Now, in Game 3 of the Western Conference Finals, the officials missed the hand pass by Meier that set up the Erik Karlsson’s second goal of the night.
It was a clear missed call by referees Marc Joannette and Dan O’Rourke and linesmen. According to NHL Rule 67.1, “A player shall be permitted to stop or ‘bat’ a puck in the air with his open hand, or push it along the ice with his hand, and the play shall not be stopped unless, in the opinion of the Referee, he has deliberately directed the puck to a teammate in any zone other than the defending zone, in which case the play shall be stopped and a face-off conducted.”
While the goal was reviewable, the hand pass was not – a situation that the NHL war room in Toronto that could not right the definitive wrong. All signs point to that very moment creating rule changes for next season, but in the moment itself, the irreversible call delivered a devastating blow to the Blues and their fanbase.
The officiating was inconsistent throughout the evening at Enterprise Center.
Late in the second period, officials missed what video replays apparently presented David Perron flipping the puck into the stands for what should have been a delay of game penalty.
Joe Thornton was the closest player to the incident and saw the puck fly straight out, but there was no available coach’s challenge for that play and there’s no mechanism for Toronto to help make that call correctly either.
Instead, the Blues utilized that sequence as a surge of momentum to take a 4-3 lead with a pair of snipes from Perron.
Some questionable hits, including a high blow by Sammy Blais on Justin Braun right in front of the official also stirred the debate of a penalty.
With that being said, the San Jose Sharks have been lucky with the most critical calls going their way in the postseason. However, that doesn’t take away their gutsy effort to not give up as they’ve had done all year – battling from behind 3-1 in the Vegas series.
In the third period, San Jose’s chemistry collapsed. Passes were not tape-to-tape and shots whistled wildly over Jordan Binnington during their scrambled rushes. The only Shark who gave an encouraging sign of hope was Martin Jones, who after a shaky second period, robbed the Blues point-blank on several occasions to keep San Jose in the contest.
Jones’ resiliency paid off and Logan Couture scored the tying goal, his league-leading 14th goal of the playoffs with the extra attacker, and the Sharks went on to win with the controversial goal.
The Blues did not deserve to lose that game in that fashion. Anything can happen in the Stanley Cup Playoffs, and teams have to fight through the adversity. It’s a long, hard-fought battle, and adjustments will be made, not just by the players, but by the officials as well.
“There’s a few calls you’re going to get, you’re not going to get certain ones,” Pavelski said.

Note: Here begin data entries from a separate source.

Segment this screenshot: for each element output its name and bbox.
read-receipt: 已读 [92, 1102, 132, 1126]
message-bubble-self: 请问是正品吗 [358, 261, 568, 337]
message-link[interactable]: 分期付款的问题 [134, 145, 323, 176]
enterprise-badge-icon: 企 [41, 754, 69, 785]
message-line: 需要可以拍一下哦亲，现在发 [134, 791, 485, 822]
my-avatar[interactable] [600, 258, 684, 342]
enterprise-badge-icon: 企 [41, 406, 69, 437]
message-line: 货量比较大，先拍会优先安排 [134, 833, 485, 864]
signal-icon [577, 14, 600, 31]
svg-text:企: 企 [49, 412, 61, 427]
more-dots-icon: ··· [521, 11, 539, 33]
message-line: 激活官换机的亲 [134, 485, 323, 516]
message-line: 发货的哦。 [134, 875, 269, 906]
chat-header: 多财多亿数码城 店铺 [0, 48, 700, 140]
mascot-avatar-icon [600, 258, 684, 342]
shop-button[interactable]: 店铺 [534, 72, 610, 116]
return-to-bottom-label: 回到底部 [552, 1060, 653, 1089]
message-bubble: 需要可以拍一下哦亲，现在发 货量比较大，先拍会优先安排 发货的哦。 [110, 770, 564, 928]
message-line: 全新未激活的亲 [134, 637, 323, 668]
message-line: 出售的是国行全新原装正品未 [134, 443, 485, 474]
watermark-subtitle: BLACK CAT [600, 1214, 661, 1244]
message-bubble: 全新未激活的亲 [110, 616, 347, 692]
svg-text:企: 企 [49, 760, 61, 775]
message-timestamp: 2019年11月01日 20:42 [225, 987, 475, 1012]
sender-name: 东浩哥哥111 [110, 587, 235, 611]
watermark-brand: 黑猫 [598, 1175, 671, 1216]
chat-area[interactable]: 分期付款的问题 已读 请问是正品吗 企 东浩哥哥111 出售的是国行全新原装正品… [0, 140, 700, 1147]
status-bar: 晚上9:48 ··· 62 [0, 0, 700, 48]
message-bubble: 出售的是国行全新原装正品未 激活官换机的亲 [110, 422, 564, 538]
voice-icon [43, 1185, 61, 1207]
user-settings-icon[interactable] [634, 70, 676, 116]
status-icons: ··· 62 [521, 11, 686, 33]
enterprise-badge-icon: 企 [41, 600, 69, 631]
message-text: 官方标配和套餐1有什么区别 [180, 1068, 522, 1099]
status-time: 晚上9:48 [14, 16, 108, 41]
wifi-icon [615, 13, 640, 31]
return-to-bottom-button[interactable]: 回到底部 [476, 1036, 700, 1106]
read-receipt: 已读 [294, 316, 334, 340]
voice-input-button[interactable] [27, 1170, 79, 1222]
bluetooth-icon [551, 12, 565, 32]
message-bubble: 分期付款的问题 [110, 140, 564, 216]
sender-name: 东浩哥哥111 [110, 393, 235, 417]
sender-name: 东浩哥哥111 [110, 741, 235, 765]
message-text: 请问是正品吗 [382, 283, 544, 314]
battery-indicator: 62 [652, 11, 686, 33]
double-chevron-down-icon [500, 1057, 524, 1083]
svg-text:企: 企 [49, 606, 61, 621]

“Everyone keeps talking about the hand pass, so there must have been something there. But there are calls that go both ways. That’s the playoffs. There’s adversity, you gotta adjust, handle it, keep your cool.”
Calls have been the epicenter of momentum shifts, and the officiating will be judged critically as the playoffs linger on. All eyes will be peeled on the men in stripes as the Sharks and Blues lock horns in Game 4 Friday night.